Last night, someone slept through my class. But it wasn’t a student. It was me.
Not only did I also slept through my midnight/lunch-time catnap alarm, I slept through three calls from my classroom assistant in China wondering where I was, along with a text from my principal:
“Is everything OK?”
Well yes and no. My Zoom didn’t turn into a big Zzzz. My assistant kept thinks rolling as I sent myself to the principal’s office for a unexcused absent slip.
But the graveyard shift isn’t the toughest part of my life right now. It’s the other sixteen hours of the day that I struggle with, when I’m not a teacher but the student. I’m learning how to enjoy every single day of the Covid Lock-down, AKA, the Year that the World Stopped, even if that day is all night and I’m still living out of the carry-on I packed in January.
My first lesson is to lose a four-letter word from my vocabulary: when.
When will quarantines end? When will baseball players be allowed to chew tobacco again? When will I get a boarding pass to my life that once was? I’m tired of sitting on the tarmac flipping through the SkyMall magazine, wondering who orders hot dog toasters, anyway. Let’s take off already. What has it been now…five months? If the stay-at-home order were a baby, it would be able to roll over on its back by now. If it were a space mission, we’d be ready to land on Mars. That’s a lot of time to wish away, tweet away or be stress eating away.

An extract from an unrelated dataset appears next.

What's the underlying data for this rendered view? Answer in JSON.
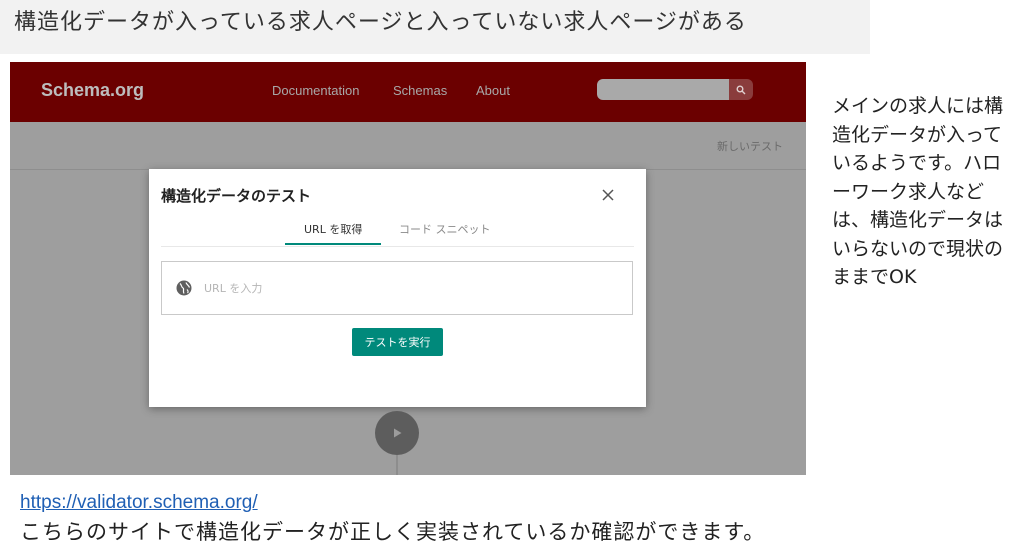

Sage folks have been telling us to enjoy the present way before we were forced to do so, way before Dr. Fauci was as common of a household name as Mr. Clean:
“If you are depressed you are living in the past.
If you are anxious you are living in the future.
If you are at peace you are living in the present.”
― Lao Tzu
“This is the day that the Lord has made, let us rejoice and be glad in it.” –Psalm 118:24
Sometimes, you will never know the value of a moment until it becomes a memory. —Dr. Seuss.
or my favorite—
“Waiting for tomorrow is like dropping the ice cream cone of today.” — Mom
(If you knew my Mom’s feelings about ice cream, you’d know how serious this is.)
Another lesson I learned?
Catnaps should be under twenty minutes or you risk falling into deep REM sleep. Hopefully, my new vibrating alarm clock will keep me from ever sleeping through class again, much to my students’ chagrin.
As for sleeping through parts of life? I wish someone would make an alarm or that.
Until they do, I’ll just view the present like a scoop of Ben & Jerry’s Chunky Monkey, in a waffle cone yet.
Enjoy it before it melts.
What lessons are you learning during this “Be still and chill” chapter of reality?